From these we need: refsnp_id, allele, chrom_start and chrom_strand as attributes; and as filters we’ll use: chrom_start, chrom_end and chr_name.
6 Note that when a chromosome name, a start position and an end position are jointly used as filters,
the BioMart webservice interprets this as return everything from the given chromosome between the given start and end positions. Putting our selected attributes and filters into getBM()
gives:
getBM(attributes = c('refsnp_id','allele','chrom_start','chrom_strand'),
filters = c('chr_name','start','end'),
values = list(8, 148350, 148420),
mart = snpmart)
## refsnp_id allele chrom_start chrom_strand
## 1 rs1450830176 G/C 148350 1
## 2 rs1360310185 C/T 148352 1
## 3 rs1434776028 A/T 148353 1
## 4 rs1413161474 C/T 148356 1
## 5 rs1410590268 A/G 148365 1
## 6 rs1193735780 T/A/C 148368 1
## 7 rs1409139861 C/T 148371 1
## 8 rs868546642 A/G 148372 1
## 9 rs547420070 A/C 148373 1
## 10 rs1236874674 C/T 148375 1
## 11 rs1207902742 C/T 148376 1
## 12 rs1437239557 T/C 148377 1
## 13 rs1160135941 T/G 148379 1
## 14 rs1229249227 A/T 148380 1
## 15 rs1584865972 C/G 148381 1
## 16 rs1328678285 C/G 148390 1
## 17 rs77274555 G/A/C 148391 1
## 18 rs567299969 T/A/C 148394 1
## 19 rs1457776094 A/C/G 148395 1
## 20 rs1292078334 C/T 148404 1
## 21 rs1456392146 A/T 148405 1
## 22 rs368076569 G/A 148407 1
## 23 rs1166604298 A/G 148408 1
## 24 rs1393545673 A/G/T 148410 1
## 25 rs1180076939 A/T 148413 1
## 26 rs1476313471 A/G 148414 1
## 27 rs1248424402 T/C 148417 1
## 28 rs1207939741 A/T 148419 1
The getLDS()
(Get Linked Dataset) function provides functionality to link 2 BioMart datasets which each other and construct a query over the two datasets. In Ensembl, linking two datasets translates to retrieving homology data across species.

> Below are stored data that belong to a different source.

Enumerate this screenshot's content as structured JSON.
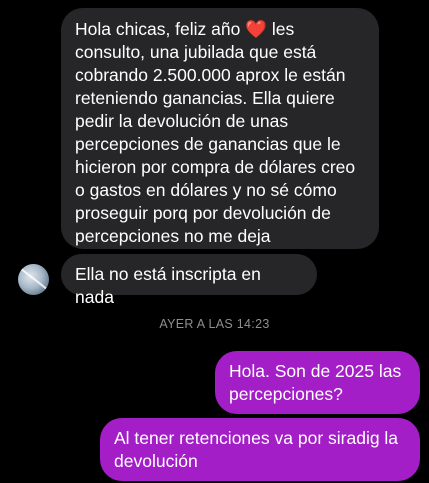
{
  "messages": [
    {
      "direction": "incoming",
      "text_part1": "Hola chicas, feliz año ",
      "emoji": "red-heart",
      "text_part2": " les\nconsulto, una jubilada que está\ncobrando 2.500.000 aprox le están\nreteniendo ganancias. Ella quiere\npedir la devolución de unas\npercepciones de ganancias que le\nhicieron por compra de dólares creo\no gastos en dólares y no sé cómo\nproseguir porq por devolución de\npercepciones no me deja"
    },
    {
      "direction": "incoming",
      "text": "Ella no está inscripta en nada"
    },
    {
      "direction": "outgoing",
      "text": "Hola. Son de 2025 las\npercepciones?"
    },
    {
      "direction": "outgoing",
      "text": "Al tener retenciones va por siradig la\ndevolución"
    }
  ],
  "timestamp": "AYER A LAS 14:23",
  "colors": {
    "incoming_bubble": "#262628",
    "outgoing_bubble": "#a41ec7",
    "timestamp_text": "#8e8e93"
  }
}
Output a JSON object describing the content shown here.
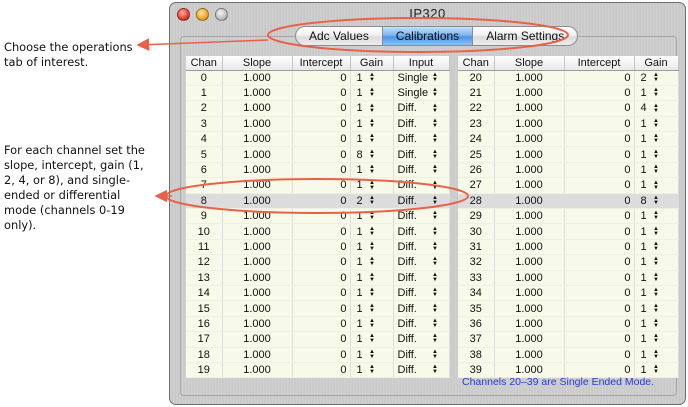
{
  "annotations": {
    "tab_note": "Choose the operations tab of interest.",
    "row_note": "For each channel set the slope, intercept, gain (1, 2, 4, or 8), and single-ended or differential mode (channels 0-19 only)."
  },
  "window": {
    "title": "IP320"
  },
  "tabs": [
    {
      "label": "Adc Values",
      "active": false
    },
    {
      "label": "Calibrations",
      "active": true
    },
    {
      "label": "Alarm Settings",
      "active": false
    }
  ],
  "left_table": {
    "headers": [
      "Chan",
      "Slope",
      "Intercept",
      "Gain",
      "Input"
    ],
    "rows": [
      {
        "chan": "0",
        "slope": "1.000",
        "intercept": "0",
        "gain": "1",
        "input": "Single"
      },
      {
        "chan": "1",
        "slope": "1.000",
        "intercept": "0",
        "gain": "1",
        "input": "Single"
      },
      {
        "chan": "2",
        "slope": "1.000",
        "intercept": "0",
        "gain": "1",
        "input": "Diff."
      },
      {
        "chan": "3",
        "slope": "1.000",
        "intercept": "0",
        "gain": "1",
        "input": "Diff."
      },
      {
        "chan": "4",
        "slope": "1.000",
        "intercept": "0",
        "gain": "1",
        "input": "Diff."
      },
      {
        "chan": "5",
        "slope": "1.000",
        "intercept": "0",
        "gain": "8",
        "input": "Diff."
      },
      {
        "chan": "6",
        "slope": "1.000",
        "intercept": "0",
        "gain": "1",
        "input": "Diff."
      },
      {
        "chan": "7",
        "slope": "1.000",
        "intercept": "0",
        "gain": "1",
        "input": "Diff."
      },
      {
        "chan": "8",
        "slope": "1.000",
        "intercept": "0",
        "gain": "2",
        "input": "Diff.",
        "selected": true
      },
      {
        "chan": "9",
        "slope": "1.000",
        "intercept": "0",
        "gain": "1",
        "input": "Diff."
      },
      {
        "chan": "10",
        "slope": "1.000",
        "intercept": "0",
        "gain": "1",
        "input": "Diff."
      },
      {
        "chan": "11",
        "slope": "1.000",
        "intercept": "0",
        "gain": "1",
        "input": "Diff."
      },
      {
        "chan": "12",
        "slope": "1.000",
        "intercept": "0",
        "gain": "1",
        "input": "Diff."
      },
      {
        "chan": "13",
        "slope": "1.000",
        "intercept": "0",
        "gain": "1",
        "input": "Diff."
      },
      {
        "chan": "14",
        "slope": "1.000",
        "intercept": "0",
        "gain": "1",
        "input": "Diff."
      },
      {
        "chan": "15",
        "slope": "1.000",
        "intercept": "0",
        "gain": "1",
        "input": "Diff."
      },
      {
        "chan": "16",
        "slope": "1.000",
        "intercept": "0",
        "gain": "1",
        "input": "Diff."
      },
      {
        "chan": "17",
        "slope": "1.000",
        "intercept": "0",
        "gain": "1",
        "input": "Diff."
      },
      {
        "chan": "18",
        "slope": "1.000",
        "intercept": "0",
        "gain": "1",
        "input": "Diff."
      },
      {
        "chan": "19",
        "slope": "1.000",
        "intercept": "0",
        "gain": "1",
        "input": "Diff."
      }
    ]
  },
  "right_table": {
    "headers": [
      "Chan",
      "Slope",
      "Intercept",
      "Gain"
    ],
    "rows": [
      {
        "chan": "20",
        "slope": "1.000",
        "intercept": "0",
        "gain": "2"
      },
      {
        "chan": "21",
        "slope": "1.000",
        "intercept": "0",
        "gain": "1"
      },
      {
        "chan": "22",
        "slope": "1.000",
        "intercept": "0",
        "gain": "4"
      },
      {
        "chan": "23",
        "slope": "1.000",
        "intercept": "0",
        "gain": "1"
      },
      {
        "chan": "24",
        "slope": "1.000",
        "intercept": "0",
        "gain": "1"
      },
      {
        "chan": "25",
        "slope": "1.000",
        "intercept": "0",
        "gain": "1"
      },
      {
        "chan": "26",
        "slope": "1.000",
        "intercept": "0",
        "gain": "1"
      },
      {
        "chan": "27",
        "slope": "1.000",
        "intercept": "0",
        "gain": "1"
      },
      {
        "chan": "28",
        "slope": "1.000",
        "intercept": "0",
        "gain": "8",
        "selected": true
      },
      {
        "chan": "29",
        "slope": "1.000",
        "intercept": "0",
        "gain": "1"
      },
      {
        "chan": "30",
        "slope": "1.000",
        "intercept": "0",
        "gain": "1"
      },
      {
        "chan": "31",
        "slope": "1.000",
        "intercept": "0",
        "gain": "1"
      },
      {
        "chan": "32",
        "slope": "1.000",
        "intercept": "0",
        "gain": "1"
      },
      {
        "chan": "33",
        "slope": "1.000",
        "intercept": "0",
        "gain": "1"
      },
      {
        "chan": "34",
        "slope": "1.000",
        "intercept": "0",
        "gain": "1"
      },
      {
        "chan": "35",
        "slope": "1.000",
        "intercept": "0",
        "gain": "1"
      },
      {
        "chan": "36",
        "slope": "1.000",
        "intercept": "0",
        "gain": "1"
      },
      {
        "chan": "37",
        "slope": "1.000",
        "intercept": "0",
        "gain": "1"
      },
      {
        "chan": "38",
        "slope": "1.000",
        "intercept": "0",
        "gain": "1"
      },
      {
        "chan": "39",
        "slope": "1.000",
        "intercept": "0",
        "gain": "1"
      }
    ]
  },
  "footnote": "Channels 20–39 are Single Ended Mode.",
  "colors": {
    "annotation": "#e8624a",
    "footnote": "#2b3bd0",
    "active_tab": "#5a9ee6"
  },
  "icons": {
    "stepper": "up-down-arrows-icon",
    "window_buttons": [
      "close-icon",
      "minimize-icon",
      "zoom-icon"
    ]
  }
}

The usage of getLDS is very similar to getBM()
. The linked dataset is provided by a separate Mart
object and one has to specify filters and attributes for the linked dataset. Filters can either be applied to both datasets or to one of the datasets. Use the listFilters and listAttributes functions on both Mart
objects to find the filters and attributes for each dataset (species in Ensembl). The attributes and filters of the linked dataset can be specified with the attributesL and filtersL arguments. Entering all this information into getLDS()
gives:
human <- useEnsembl("ensembl", dataset = "hsapiens_gene_ensembl")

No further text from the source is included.